Peau claire à tout prix

Pour plaire aux hommes, rien n’est assez dangereux pour les Congolaises. Afin de répondre aux critères de beauté en vogue et puisque les mâles préfèreraient les peaux claires, 90% des femmes des milieux urbains utilisent des produits cosmétiques à base de corticoïdes et d’hydroquinone, au mépris du danger pour leur santé.

Par Kambale Juakali

La radio et la télévision seraient-elles à la base de l’utilisation abusive, par les femmes congolaises, des produits cosmétiques qui dépigmentent la peau ? Le président de la Haute Autorité des Médias, Modeste Mutinga, en est certain. Mardi dernier, sur la base de plaintes des auditeurs et des téléspectateurs, il a interpellé les fabricants des produits incriminés, les agents de l’Office Congolais de contrôle chargé d’en surveiller la conformité avec les normes congolaises, ainsi que les chaînes de radio et de télévision qui en font une large publicité.

« Tirant profit de l’avantage qu’offre le support audiovisuel sur une population en majorité analphabète ou semi-lettrée, les entreprises fabriquant les produits de beauté se sont ruées sur la radio et la télévision pour vanter les mérites, vrais ou supposés, des crèmes, lotions, et autres laits éclaircissants sans tenir compte de leurs effets nocifs sur la santé des consommateurs et sans prévenir ces derniers du danger qu’ils encourent », explique-t-il.
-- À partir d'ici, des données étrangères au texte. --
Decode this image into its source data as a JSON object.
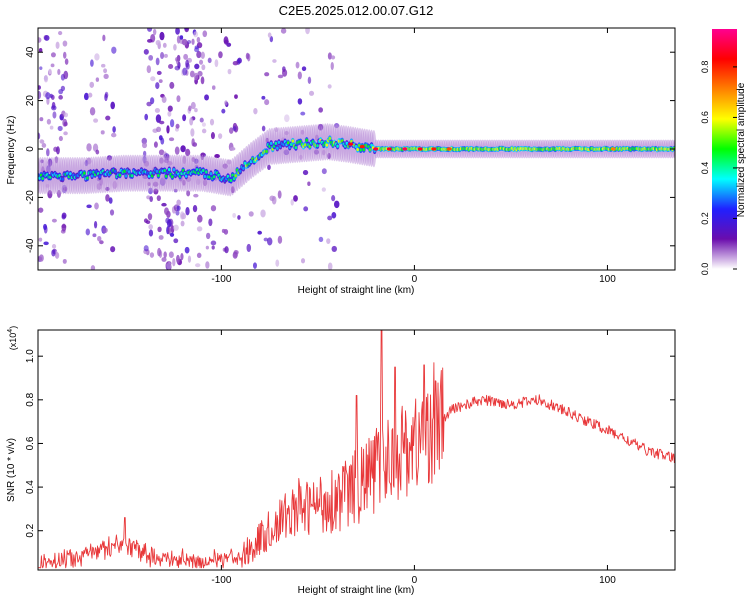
{
  "title": "C2E5.2025.012.00.07.G12",
  "chart_data": [
    {
      "type": "heatmap",
      "xlabel": "Height of straight line (km)",
      "ylabel": "Frequency (Hz)",
      "xlim": [
        -195,
        135
      ],
      "ylim": [
        -50,
        50
      ],
      "xticks": [
        -100,
        0,
        100
      ],
      "xtick_labels": [
        "-100",
        "0",
        "100"
      ],
      "yticks": [
        -40,
        -20,
        0,
        20,
        40
      ],
      "ytick_labels": [
        "-40",
        "-20",
        "0",
        "20",
        "40"
      ],
      "colorbar": {
        "label": "Normalized spectral amplitude",
        "range": [
          0,
          0.95
        ],
        "ticks": [
          0,
          0.2,
          0.4,
          0.6,
          0.8
        ],
        "tick_labels": [
          "0.0",
          "0.2",
          "0.4",
          "0.6",
          "0.8"
        ],
        "colors": [
          "#ffffff",
          "#6a0dad",
          "#2020ff",
          "#00ffff",
          "#00ff00",
          "#ffff00",
          "#ff8000",
          "#ff0000",
          "#ff0090"
        ]
      },
      "ridge": [
        {
          "x": -190,
          "f": -11
        },
        {
          "x": -170,
          "f": -11
        },
        {
          "x": -150,
          "f": -10
        },
        {
          "x": -130,
          "f": -10
        },
        {
          "x": -110,
          "f": -10
        },
        {
          "x": -95,
          "f": -12
        },
        {
          "x": -85,
          "f": -5
        },
        {
          "x": -75,
          "f": 1
        },
        {
          "x": -60,
          "f": 2
        },
        {
          "x": -45,
          "f": 3
        },
        {
          "x": -35,
          "f": 2
        },
        {
          "x": -20,
          "f": 0
        },
        {
          "x": 0,
          "f": 0
        },
        {
          "x": 50,
          "f": 0
        },
        {
          "x": 135,
          "f": 0
        }
      ]
    },
    {
      "type": "line",
      "xlabel": "Height of straight line (km)",
      "ylabel": "SNR (10 * v/v)",
      "y_multiplier": "(x10",
      "y_multiplier_exp": "4",
      "y_multiplier_close": ")",
      "xlim": [
        -195,
        135
      ],
      "ylim": [
        0.02,
        1.12
      ],
      "xticks": [
        -100,
        0,
        100
      ],
      "xtick_labels": [
        "-100",
        "0",
        "100"
      ],
      "yticks": [
        0.2,
        0.4,
        0.6,
        0.8,
        1.0
      ],
      "ytick_labels": [
        "0.2",
        "0.4",
        "0.6",
        "0.8",
        "1.0"
      ],
      "color": "#e8383a",
      "envelope": [
        {
          "x": -195,
          "y": 0.04
        },
        {
          "x": -180,
          "y": 0.07
        },
        {
          "x": -160,
          "y": 0.12
        },
        {
          "x": -150,
          "y": 0.14
        },
        {
          "x": -135,
          "y": 0.08
        },
        {
          "x": -110,
          "y": 0.06
        },
        {
          "x": -90,
          "y": 0.08
        },
        {
          "x": -80,
          "y": 0.16
        },
        {
          "x": -65,
          "y": 0.28
        },
        {
          "x": -50,
          "y": 0.32
        },
        {
          "x": -40,
          "y": 0.35
        },
        {
          "x": -30,
          "y": 0.4
        },
        {
          "x": -20,
          "y": 0.48
        },
        {
          "x": -10,
          "y": 0.55
        },
        {
          "x": 0,
          "y": 0.6
        },
        {
          "x": 10,
          "y": 0.66
        },
        {
          "x": 20,
          "y": 0.76
        },
        {
          "x": 35,
          "y": 0.8
        },
        {
          "x": 50,
          "y": 0.78
        },
        {
          "x": 65,
          "y": 0.8
        },
        {
          "x": 75,
          "y": 0.76
        },
        {
          "x": 90,
          "y": 0.7
        },
        {
          "x": 105,
          "y": 0.64
        },
        {
          "x": 120,
          "y": 0.57
        },
        {
          "x": 135,
          "y": 0.53
        }
      ],
      "spikes": [
        {
          "x": -150,
          "y": 0.26
        },
        {
          "x": -60,
          "y": 0.44
        },
        {
          "x": -30,
          "y": 0.82
        },
        {
          "x": -17,
          "y": 1.14
        },
        {
          "x": -10,
          "y": 0.95
        },
        {
          "x": 5,
          "y": 0.96
        },
        {
          "x": 10,
          "y": 0.97
        }
      ]
    }
  ]
}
Le danger tiendrait donc à l’ignorance des utilisatrices.

Les fabricants plaident non coupables

Les produits incriminés se vendent partout dans le commerce général et en dehors des pharmacies. Fabriqués localement à Kinshasa par des commerçants indo-pakistanais, ils ont la particularité d’être meilleur marché que les produits pharmaceutiques pour le traitement de la peau. Les représentants des fabricants ont plaidé non coupables, prenant à témoin l’Office Congolais de Contrôle, qui surveille de près la qualité de leurs produits. Moi Bongoma, qui travaille dans le service marketing de l’une de ces entreprises, estime que la production est fonction de la demande des consommateurs. « Nous sommes fabricants et il y a un marché favorable, analyse-t-il. Quant à l’accusation qui nous est faite de vendre des produits nocifs, nous répondons que nous subissons le contrôle de l’OCC qui fixe le taux d’hydroquinone à ne pas dépasser. »

Il n’y a pas que les médias et les fabricants des produits qui soient en cause. Les services publics ont également une grande part de responsabilité dans la mesure où ce sont eux qui fixent les normes techniques aux fabricants et contrôlent la qualité des produits. Pour Antho Kabamba, chimiste et directrice à l’Office Congolais de Contrôle, le pays ne possède pas de normes propres. Ce qui fragilise le pouvoir de contrôle de l’OCC. Mme Kabamba propose même « l’interdiction pure et simple de la fabrication de tous les produits cosmétiques à base de corticoïdes et d’hydroquinone ».

Fléau continental

Quant au Dr Lola Kisanga, professeur à l’université de Kisangani, il a démontré la nocivité de tous ces produits qui dépigmentent la peau des femmes noires au mépris des conséquences sur leur santé. « Les femmes qui utilisent ces produits développent des lésions locales sur la face, les bras ou les jambes et d’une manière générales sur les parties découvertes. La cortisone qui est contenue dans les produits fait partir la couche cornée de l’épiderme, entame le derme et parfois même l’hypoderme qui est la troisième couche de notre peau. Vous n’imaginez pas la gravité des dégâts sur la santé : le cancer et même la mort. Les radios et les télévisions, par des spots publicitaires ou des allusions indirectes aux produits dépigmentant font la part trop belle aux services de marketing des entreprises. »

Le fléau n’est pas que congolais. C’est apparemment toute l’Afrique noire féminine qui a mal à l’épiderme. D’où cette course effrénée des jeunes femmes congolaises vers une peau plus claire. Les femmes métisses auraient, semble-t-il, plus de chance d’accrocher les hommes que celles à peau d’ébène. Selon une étude faite par l’ONG « Femme et Famille », environ 90% de femmes, en milieu urbain, utilisent des produits pharmaceutiques pour rendre leur peau plus claire. Mme Catherine Mayele, journaliste, avoue avoir certaines fois recouru aux produits pharmaceutiques pour se faire éclaircir la peau, mais elle a dû vite arrêter, dit-elle, quand elle a remarqué « que la peau se dégradait dangereusement ».